Tal y como anunció el exalcalde Pedro del Cura, la ciudad limitará la velocidad a 30 km/h en todo el territorio

“Cuando la velocidad se reduce a 30, se reduce el peligro y mejoran las ciudades” o “A 30 hay más vida”. Son los mensajes que lanza la Dirección General de Tráfico (DGT) con motivo del nuevo Reglamento General de Circulación, modificado el pasado mes de mayo y que reducía a 30 km/h la velocidad en calles de un único carril por sentido. Según la propia DGT, este nuevo límite “es una oportunidad para transformar nuestras calles, reducir el nivel de ruido, los accidentes, la contaminación y favorecer una convivencia segura entre todos: peatones, bicicletas, motocicletas, vehículos de cuatro ruedas, y los nuevos vehículos sostenibles que surgen en las ciudades”.

En Rivas, con la aprobación de la ordenanza de movilidad en 2018 la velocidad máxima es de 30 km/h en la mayoría de las calles, reduciéndose a 20 km/h en las calles de un sólo carril por sentido.
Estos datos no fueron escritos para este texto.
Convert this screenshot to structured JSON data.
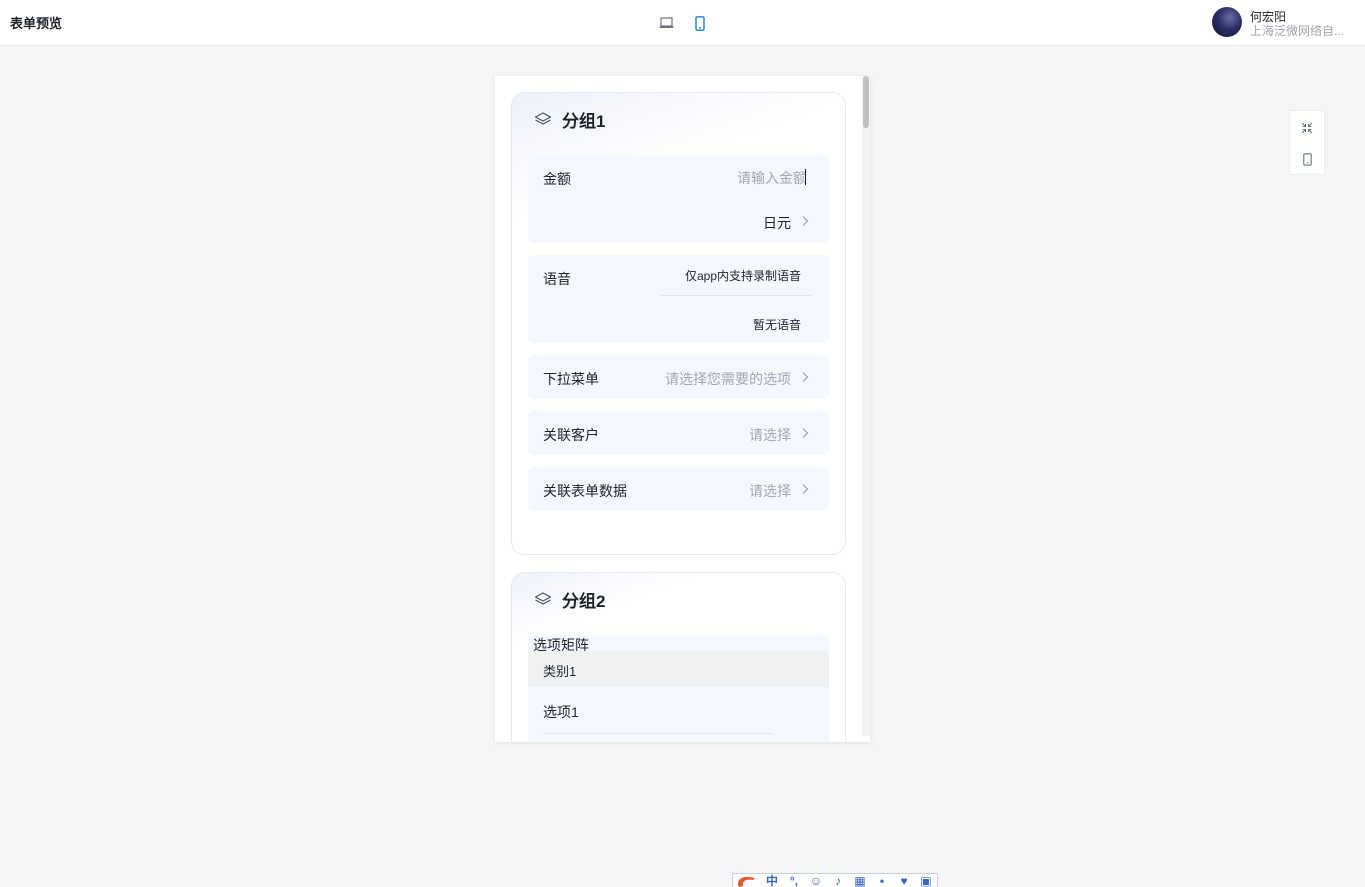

Una velocidad mayor, a 40 km/h está actualmente reservada a las situaciones en las que “exista dos o más carriles de circulación por sentido sin que den a la vía cruces de calles, viviendas o establecimientos públicos”. En estas calles la DGT las limita a 50 km/h. Así, el Ayuntamiento ha anunciado que también las calles que hasta ahora seguían siendo de 40 km/h pasaran a tener una limitación máxima de 30 km/h. “El Ayuntamiento de Rivas continúa dando forma a su apuesta por una ciudad más amable, saludable, sostenible y segura” manifiesta el Ayuntamiento en una nota de prensa.

Esta decisión viene además avalada por Naciones Unidas (ONU), que tanto en su Declaración de Estocolmo, aprobada por gobiernos de todo el mundo, como en la Sexta Semana Mundial para la Seguridad Vial, celebrada el pasado mes de mayo, recomendaba la instauración de los 30 km/h en todas las áreas urbanas.

En opinión de la ONU, la limitación a 30 km/h en el conjunto de las áreas urbanas es “esencial” y “urgente”. Urgente, argumentan, por varias razones: porque salva vidas; para el medio ambiente, para la salud pública, para la equidad social y racial; para los derechos de las personas con discapacidad, para las personas mayores y para todas las personas vulnerables.

La reducción de velocidad es fundamental, sobre todo, para el bienestar de nuestra infancia y las personas jóvenes. Cada día, alerta Naciones Unidas, 3.000 niños, niñas o personas jóvenes fallecen o resultan con graves heridas en las carreteras del mundo. Un niño o niña atropellada por un automóvil que circula a 30 km/h puede sobrevivir. La DGT asegura que a esta velocidad reducida el riesgo de fallecer es de un 10%, mientras este porcentaje se eleva al 90% cuando la velocidad límite es de 50 km / h.